2

I am completely aware of the duplicate keys problem with yaml spec:

The content of a mapping node is an unordered set of key: value node pairs, with the restriction that each of the keys is unique.

For instance, I have emitted a yaml file using yaml-cpp library with a nested tree structure which looks like this:

work:
  - run:
      type: workout
      figures:
        start_time:
           start: 9
        end_time:
           end: 12
  - run:
     type: workout
     figures:
        start_time:
           start: 16
        end_time:
           end: 18

Evidently, it has duplicate keys and yaml-validator treats it as a normal file. But when i try to parse it using yaml-cpp

void parser(const std::string& path)
{
    const YAML::Node& baseNode = YAML::Loadfile(path);

    for (const auto& item : baseNode["work"]);
    {
        switch (item.second.Type()) //Error not a valid yaml node
        {
            //If it is a NullNode
            case YAML::NodeType::Null:
            break;

            //If it is a ScalarNode
            case YAML::NodeType::Scalar:

                scalarNodeIterator(item.second, item.first.as<std::string>());
                break;

            //If it is a SequenceNode
            case YAML::NodeType::Sequence:

                sequenceNodeIterator(item.second, item.first.as<std::string>());
                break;

            //If it is a MapNode
            case YAML::NodeType::Map:

                mapNodeIterator(item.second, item.first.as<std::string>());
                break;
        }
    }
}

What do i want:

As you can see i have my own node dependent iterators to read through any kind of yaml tree. I need to use duplicate keys and when i do, the parser should work as intended.

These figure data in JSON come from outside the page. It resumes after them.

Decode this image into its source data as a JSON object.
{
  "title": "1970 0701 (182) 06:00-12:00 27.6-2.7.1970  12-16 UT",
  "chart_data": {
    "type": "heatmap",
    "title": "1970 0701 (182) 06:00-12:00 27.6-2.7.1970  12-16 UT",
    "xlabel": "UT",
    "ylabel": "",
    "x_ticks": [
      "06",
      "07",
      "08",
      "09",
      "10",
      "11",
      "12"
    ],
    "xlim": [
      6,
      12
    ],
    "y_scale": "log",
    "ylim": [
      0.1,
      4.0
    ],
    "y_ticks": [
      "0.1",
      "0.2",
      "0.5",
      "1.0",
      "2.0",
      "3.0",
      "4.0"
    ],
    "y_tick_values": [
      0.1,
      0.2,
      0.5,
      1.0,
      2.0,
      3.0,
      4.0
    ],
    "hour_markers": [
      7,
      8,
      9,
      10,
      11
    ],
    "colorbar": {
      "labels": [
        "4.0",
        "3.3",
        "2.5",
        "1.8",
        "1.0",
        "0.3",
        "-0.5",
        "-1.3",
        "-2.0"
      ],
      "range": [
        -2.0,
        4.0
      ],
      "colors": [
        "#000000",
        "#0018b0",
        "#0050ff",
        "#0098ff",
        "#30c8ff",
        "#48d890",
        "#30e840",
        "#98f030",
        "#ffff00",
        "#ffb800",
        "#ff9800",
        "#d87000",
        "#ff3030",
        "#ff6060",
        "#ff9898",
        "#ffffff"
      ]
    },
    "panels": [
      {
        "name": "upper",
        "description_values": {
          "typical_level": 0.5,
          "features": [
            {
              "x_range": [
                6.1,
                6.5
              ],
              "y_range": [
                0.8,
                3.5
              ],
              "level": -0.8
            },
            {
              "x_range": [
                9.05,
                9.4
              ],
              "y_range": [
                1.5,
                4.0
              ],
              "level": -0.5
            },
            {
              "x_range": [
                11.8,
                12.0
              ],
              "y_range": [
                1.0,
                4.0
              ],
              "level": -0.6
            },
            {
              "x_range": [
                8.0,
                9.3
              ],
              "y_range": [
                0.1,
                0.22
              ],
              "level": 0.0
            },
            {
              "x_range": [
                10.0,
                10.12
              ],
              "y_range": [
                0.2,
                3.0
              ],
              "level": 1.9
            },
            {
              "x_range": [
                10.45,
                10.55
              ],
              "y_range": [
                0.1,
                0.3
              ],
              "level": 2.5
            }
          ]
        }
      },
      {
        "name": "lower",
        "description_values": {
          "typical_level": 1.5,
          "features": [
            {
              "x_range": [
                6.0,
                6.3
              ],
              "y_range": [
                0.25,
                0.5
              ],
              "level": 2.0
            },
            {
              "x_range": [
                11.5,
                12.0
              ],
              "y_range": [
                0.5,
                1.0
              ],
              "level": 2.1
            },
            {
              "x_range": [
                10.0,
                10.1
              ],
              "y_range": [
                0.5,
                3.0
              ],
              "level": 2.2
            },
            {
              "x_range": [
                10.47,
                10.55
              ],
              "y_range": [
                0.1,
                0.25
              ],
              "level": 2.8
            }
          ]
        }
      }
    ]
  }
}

Is it possible to implement a parser which can read through a node like run? If yes, how can i achieve it? If not, any other solutions to emit a yaml file with readable duplicate keys?

1
  • Actually your example does not have duplicate keys. Apart from that, duplicate keys should be checked above the parser level, as the parser cannot guess in every case if two keys are equal. Commented Apr 20, 2018 at 20:51

1 Answer 1

2

Your example does not have duplicate keys, as @tinita pointed out in a comment.

Instead, under the "work" key, you have a list of maps, each of which have the key "run" and the value a map.

That's why you're getting the error. When you iterate

for (const auto& item : baseNode["work"])

item will represent a node (since you're iterating through a sequence), not a key/value pair. You then would have to iterate through its (one) element to read the key/value pairs.